El sonido de las teclas se interrumpió cuando Murphy, tal como lo esperaba, miró hacia el monitor. Will lo fulminó con la mirada. Murphy hundió los hombros, culpable, y volvió a lo suyo. La joven metió la mano en el saco para tocar los fajos de billetes de veinte dólares, sujetos con una banda elástica.

—Nada... nada... nada — gruñó Murphy, mientras la pantalla destellaba un par de veces y mostraba un enloquecedor brillo blanco fluorescente — No hay ninguna mujer en los archivos que se ajuste a su descripción. A menos que yo haya hecho algo mal.

Esa alegre admisión de negligencia hizo que Will deseara arrancarle el cuero cabelludo. Para una personalidad rápida en pensamiento, acción y lenguaje, de primera clase, como la suya, que se le hubiera ordenado formar equipo con un tipo lento y despreocupado como Murphy significaba un castigo. Probablemente eso era lo que Dave Hallum tenía en mente cuando ordenó que se unieran para actuar en pareja. El jefe de Will aún estaba enfadado por la pérdida de su crucero. Diablos, Will no tenía la culpa de que los malhechores que había estado persiguiendo creyeran que el condenado barco era de él y decidieran volarlo.

Hallum siempre había sido un tipo rencoroso.

Esta designación, que completó con el nombramiento de Murphy, indicaba claramente que había llegado el momento de pagar por ello.

—¡Está tomando el dinero!

Will continuó mirando, mientras la joven no identificada, después de volver a atar el saco, echó un rápido vistazo alrededor que apenas permitió tener una breve visión de su perfil.
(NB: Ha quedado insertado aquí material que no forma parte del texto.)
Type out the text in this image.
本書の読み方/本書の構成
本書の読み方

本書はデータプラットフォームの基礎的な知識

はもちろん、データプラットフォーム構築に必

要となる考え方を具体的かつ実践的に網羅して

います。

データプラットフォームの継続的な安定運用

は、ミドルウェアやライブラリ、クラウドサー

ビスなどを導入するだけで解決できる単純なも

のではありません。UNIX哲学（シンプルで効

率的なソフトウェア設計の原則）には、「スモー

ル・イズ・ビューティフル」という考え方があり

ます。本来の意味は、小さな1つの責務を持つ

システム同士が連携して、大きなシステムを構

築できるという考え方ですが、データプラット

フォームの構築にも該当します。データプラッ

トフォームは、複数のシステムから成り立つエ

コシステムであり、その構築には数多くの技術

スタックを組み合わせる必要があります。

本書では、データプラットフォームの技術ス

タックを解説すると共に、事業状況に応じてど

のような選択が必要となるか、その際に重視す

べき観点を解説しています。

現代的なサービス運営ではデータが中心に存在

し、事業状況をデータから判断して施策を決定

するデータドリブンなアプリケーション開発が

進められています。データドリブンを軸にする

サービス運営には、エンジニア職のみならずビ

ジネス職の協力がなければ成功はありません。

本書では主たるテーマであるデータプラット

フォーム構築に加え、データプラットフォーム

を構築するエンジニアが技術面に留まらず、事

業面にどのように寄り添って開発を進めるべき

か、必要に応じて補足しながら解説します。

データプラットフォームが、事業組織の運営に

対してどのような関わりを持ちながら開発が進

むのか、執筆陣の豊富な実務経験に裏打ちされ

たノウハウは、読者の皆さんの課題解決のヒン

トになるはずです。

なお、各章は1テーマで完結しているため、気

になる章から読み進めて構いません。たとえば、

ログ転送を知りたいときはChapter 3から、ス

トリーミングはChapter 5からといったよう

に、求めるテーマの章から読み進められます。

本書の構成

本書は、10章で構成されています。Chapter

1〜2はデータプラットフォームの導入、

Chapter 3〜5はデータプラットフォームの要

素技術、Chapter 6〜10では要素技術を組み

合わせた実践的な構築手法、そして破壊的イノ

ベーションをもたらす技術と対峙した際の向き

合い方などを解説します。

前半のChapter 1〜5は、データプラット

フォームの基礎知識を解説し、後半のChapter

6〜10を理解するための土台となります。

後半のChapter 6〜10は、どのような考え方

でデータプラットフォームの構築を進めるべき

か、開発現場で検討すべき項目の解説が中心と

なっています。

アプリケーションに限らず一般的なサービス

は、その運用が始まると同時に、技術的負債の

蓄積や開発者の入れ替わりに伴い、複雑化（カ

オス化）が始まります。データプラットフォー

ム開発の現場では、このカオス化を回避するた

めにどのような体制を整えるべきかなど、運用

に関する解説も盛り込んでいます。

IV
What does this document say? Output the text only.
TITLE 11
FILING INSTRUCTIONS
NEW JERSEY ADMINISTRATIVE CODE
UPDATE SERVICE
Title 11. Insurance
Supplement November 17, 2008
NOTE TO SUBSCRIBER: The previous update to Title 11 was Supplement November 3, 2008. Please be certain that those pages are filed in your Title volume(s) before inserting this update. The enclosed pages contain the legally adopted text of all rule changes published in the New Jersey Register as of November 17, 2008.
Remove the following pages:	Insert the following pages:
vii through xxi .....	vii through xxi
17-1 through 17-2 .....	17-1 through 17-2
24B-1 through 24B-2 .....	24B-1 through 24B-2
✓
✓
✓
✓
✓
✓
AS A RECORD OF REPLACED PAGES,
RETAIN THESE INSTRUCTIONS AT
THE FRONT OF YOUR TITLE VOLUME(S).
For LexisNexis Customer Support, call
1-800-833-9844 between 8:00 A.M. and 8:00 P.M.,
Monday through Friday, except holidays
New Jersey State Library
Se puso de pie, con la carnada entre sus brazos. Luego dio la vuelta, enfrentando por fin la cámara, y caminó directamente hacia ellos. Su rostro, descubrió Will disgustado, era tan memorable como su trasero: bien proporcionado y hermoso. Parpadeó, por pura defensa propia, y en ese breve instante ella y el dinero salieron fuera del alcance de la cámara y, presumiblemente, también de la habitación.

—¡Vaya! ¡Lista la dama! — dijo Murphy reclinándose en su silla, mientras lanzaba un silbido apreciativo.

Ignorándolo, Will apretó un botón debajo del monitor y esperó a que la segunda cámara hiciera un barrido por la caballeriza para mostrar la acción. Todo lo que consiguió fue una pantalla llena de nieve.

—Parece que no funciona — observó Murphy, mientras Will giraba controles y apretaba botones frenéticamente.

No me digas. Rechinaron los diente de Will, que abandonó el monitor y, dirigiendo a su compañero una mirada asesina, levantó el auricular del teléfono.